What is capital?
- “Accumulated labor which […] enables [agents] to appropriate social energy in the form of reified or living labor.” - Bourdieu
- Three types:
Economic Capital
- Money
- Factories
- Businesses
Cultural capital
- Culture, cultivation, assimilation
- Developing a way of seeing and acting in the world
- Also education and technical skills
- Mostly “embodied”
Social Capital
- “the aggregate of the actual or potential resources which are linked to possession of a durable network of more or less institutionalized relationships of mutual acquaintance and recognition”

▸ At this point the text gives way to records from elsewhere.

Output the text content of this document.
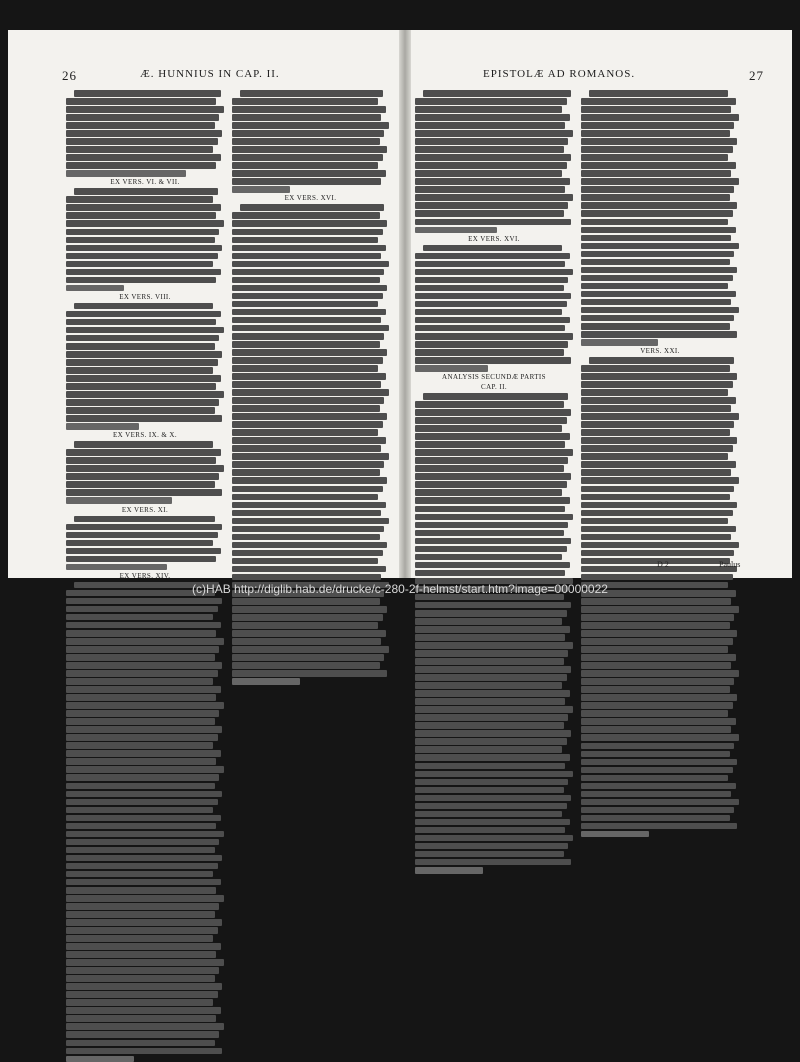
26	Æ. HUNNIUS IN CAP. II.
EX VERS. VI. & VII.
EX VERS. VIII.
EX VERS. IX. & X.
EX VERS. XI.
EX VERS. XIV.
EX VERS. XVI.
EPISTOLÆ AD ROMANOS.	27
EX VERS. XVI.
ANALYSIS SECUNDÆ PARTIS
CAP. II.
VERS. XXI.
D 2	Paulus
(c)HAB http://diglib.hab.de/drucke/c-280-2f-helmst/start.htm?image=00000022
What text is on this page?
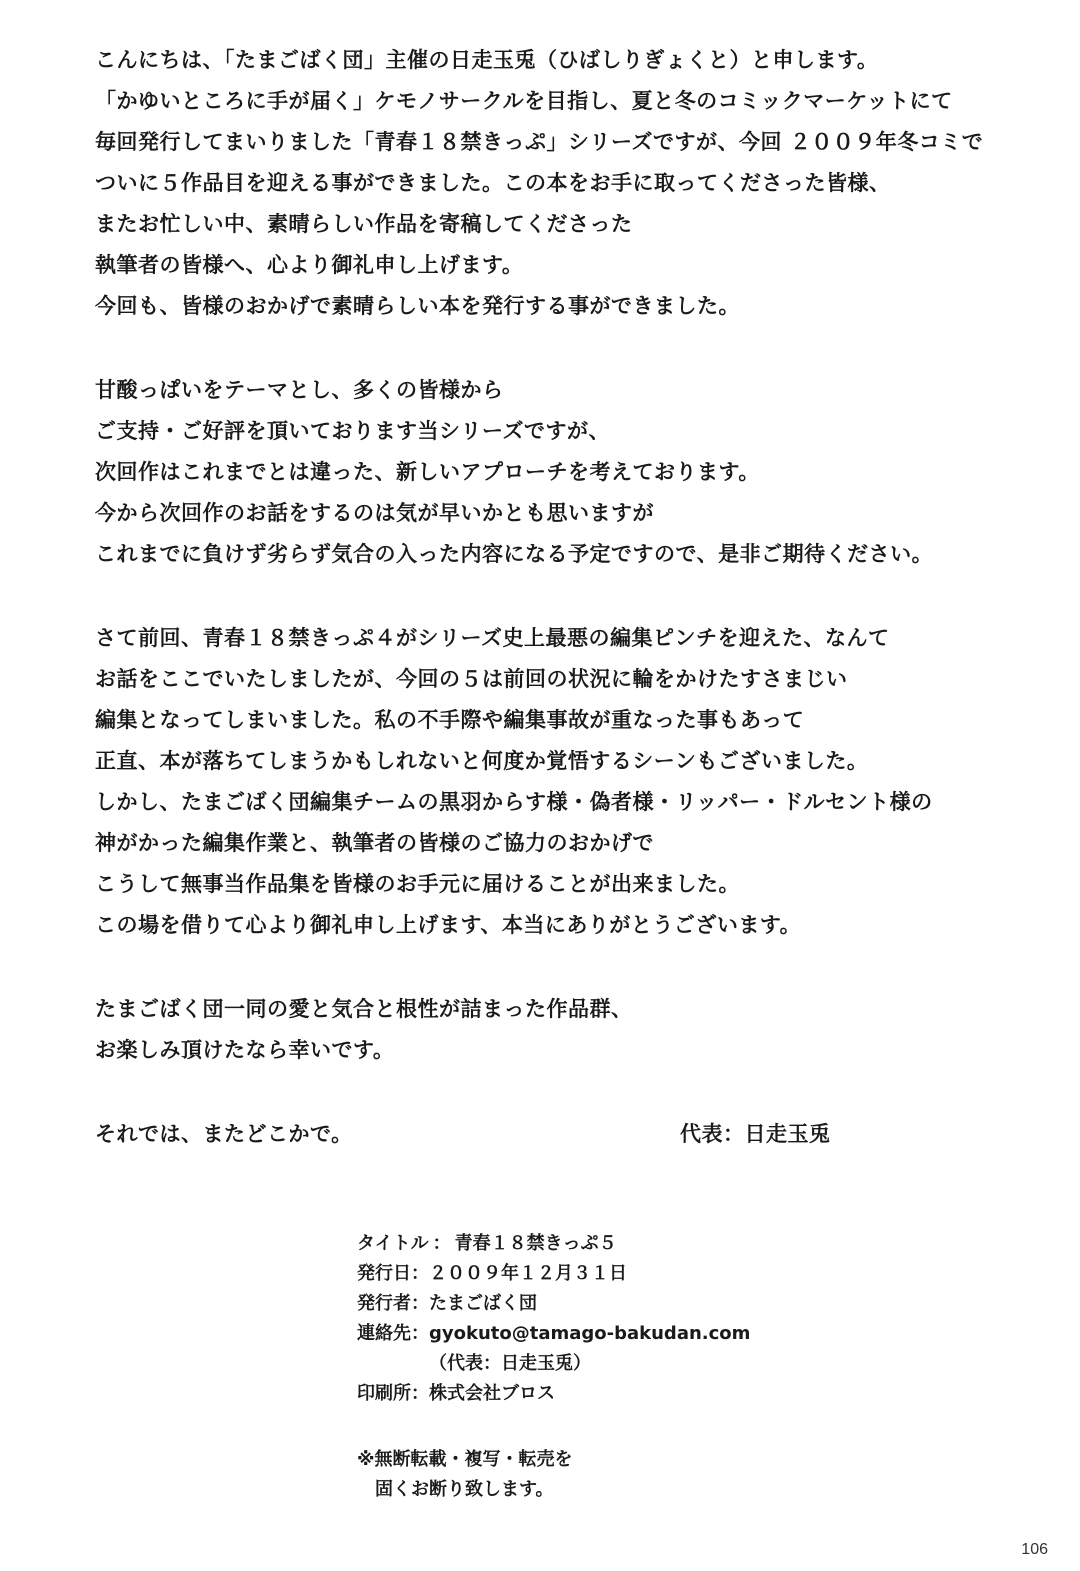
こんにちは、「たまごばく団」主催の日走玉兎（ひばしりぎょくと）と申します。
「かゆいところに手が届く」ケモノサークルを目指し、夏と冬のコミックマーケットにて
毎回発行してまいりました「青春１８禁きっぷ」シリーズですが、今回 ２００９年冬コミで
ついに５作品目を迎える事ができました。この本をお手に取ってくださった皆様、
またお忙しい中、素晴らしい作品を寄稿してくださった
執筆者の皆様へ、心より御礼申し上げます。
今回も、皆様のおかげで素晴らしい本を発行する事ができました。
甘酸っぱいをテーマとし、多くの皆様から
ご支持・ご好評を頂いております当シリーズですが、
次回作はこれまでとは違った、新しいアプローチを考えております。
今から次回作のお話をするのは気が早いかとも思いますが
これまでに負けず劣らず気合の入った内容になる予定ですので、是非ご期待ください。
さて前回、青春１８禁きっぷ４がシリーズ史上最悪の編集ピンチを迎えた、なんて
お話をここでいたしましたが、今回の５は前回の状況に輪をかけたすさまじい
編集となってしまいました。私の不手際や編集事故が重なった事もあって
正直、本が落ちてしまうかもしれないと何度か覚悟するシーンもございました。
しかし、たまごばく団編集チームの黒羽からす様・偽者様・リッパー・ドルセント様の
神がかった編集作業と、執筆者の皆様のご協力のおかげで
こうして無事当作品集を皆様のお手元に届けることが出来ました。
この場を借りて心より御礼申し上げます、本当にありがとうございます。
たまごばく団一同の愛と気合と根性が詰まった作品群、
お楽しみ頂けたなら幸いです。
それでは、またどこかで。	代表：日走玉兎
タイトル ： 青春１８禁きっぷ５
発行日：２００９年１２月３１日
発行者：たまごばく団
連絡先：gyokuto@tamago-bakudan.com
（代表：日走玉兎）
印刷所：株式会社ブロス
※無断転載・複写・転売を
固くお断り致します。
106
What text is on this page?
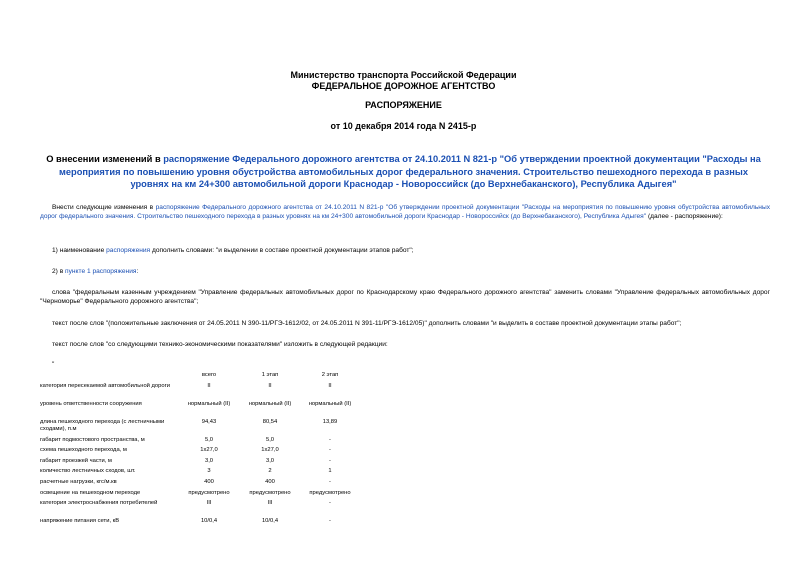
Министерство транспорта Российской Федерации
ФЕДЕРАЛЬНОЕ ДОРОЖНОЕ АГЕНТСТВО
РАСПОРЯЖЕНИЕ
от 10 декабря 2014 года N 2415-р
О внесении изменений в распоряжение Федерального дорожного агентства от 24.10.2011 N 821-р "Об утверждении проектной документации "Расходы на мероприятия по повышению уровня обустройства автомобильных дорог федерального значения. Строительство пешеходного перехода в разных уровнях на км 24+300 автомобильной дороги Краснодар - Новороссийск (до Верхнебаканского), Республика Адыгея"
Внести следующие изменения в распоряжение Федерального дорожного агентства от 24.10.2011 N 821-р "Об утверждении проектной документации "Расходы на мероприятия по повышению уровня обустройства автомобильных дорог федерального значения. Строительство пешеходного перехода в разных уровнях на км 24+300 автомобильной дороги Краснодар - Новороссийск (до Верхнебаканского), Республика Адыгея" (далее - распоряжение):
1) наименование распоряжения дополнить словами: "и выделении в составе проектной документации этапов работ";
2) в пункте 1 распоряжения:
слова "федеральным казенным учреждением "Управление федеральных автомобильных дорог по Краснодарскому краю Федерального дорожного агентства" заменить словами "Управление федеральных автомобильных дорог "Черноморье" Федерального дорожного агентства";
текст после слов "(положительные заключения от 24.05.2011 N 390-11/РГЭ-1612/02, от 24.05.2011 N 391-11/РГЭ-1612/05)" дополнить словами "и выделить в составе проектной документации этапы работ";
текст после слов "со следующими технико-экономическими показателями" изложить в следующей редакции:
"
	всего	1 этап	2 этап
категория пересекаемой автомобильной дороги	II	II	II
уровень ответственности сооружения	нормальный (II)	нормальный (II)	нормальный (II)
длина пешеходного перехода (с лестничными сходами), п.м	94,43	80,54	13,89
габарит подмостового пространства, м	5,0	5,0	-
схема пешеходного перехода, м	1х27,0	1х27,0	-
габарит проезжей части, м	3,0	3,0	-
количество лестничных сходов, шт.	3	2	1
расчетные нагрузки, кгс/м.кв	400	400	-
освещение на пешеходном переходе	предусмотрено	предусмотрено	предусмотрено
категория электроснабжения потребителей	III	III	-
напряжение питания сети, кВ	10/0,4	10/0,4	-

- Bourdieu describes this as membership in a group
- Families
- Schools
- Parties
- Etc.
- Our social connections can help us to mobilize the capital (cultural and economic) of others
What is capital for?
- Some goods are “purchased” with different kinds of labor
- E.g., emotional support and friendship
- For Bourdieu, the goal is to improve and ensure position in social space
- Capital can be traded for other kinds of capital.
- Money + time for education
- Gifts -> social capital
How can we identify when people have social capital?
- Closure and embeddedness
- Strong, dense, networks
- Reciprocal, repeated exchanges that encourage cooperation
- Structural holes
- Connecting two groups
- Power to control information, gain new information
- When might one or the other be beneficial?
Strength of weak ties
- One of the most cited social science papers ever (> 55K citations!)
- Initial question:
- Survey showed that people found jobs through acquaintances rather than friends
Strength of weak ties
- What are the “weak ties” that Granovetter refers to?
- Why is information more likely to come through weak ties?
- Strong ties have redundant information
- They are already tied to each other
- Weak ties are more likely to access new parts of the network
Different relationships have different benefits
- Some types of social capital (cooperation, support, etc.) are best served through dense cliques
- Others (innovation, information search, etc.) require connecting distant groups (bridges and weak ties)
Societal level social capital
- Putnam argues for the idea of generalized social capital
- Do people trust each other?
- Societies with trust are more successful.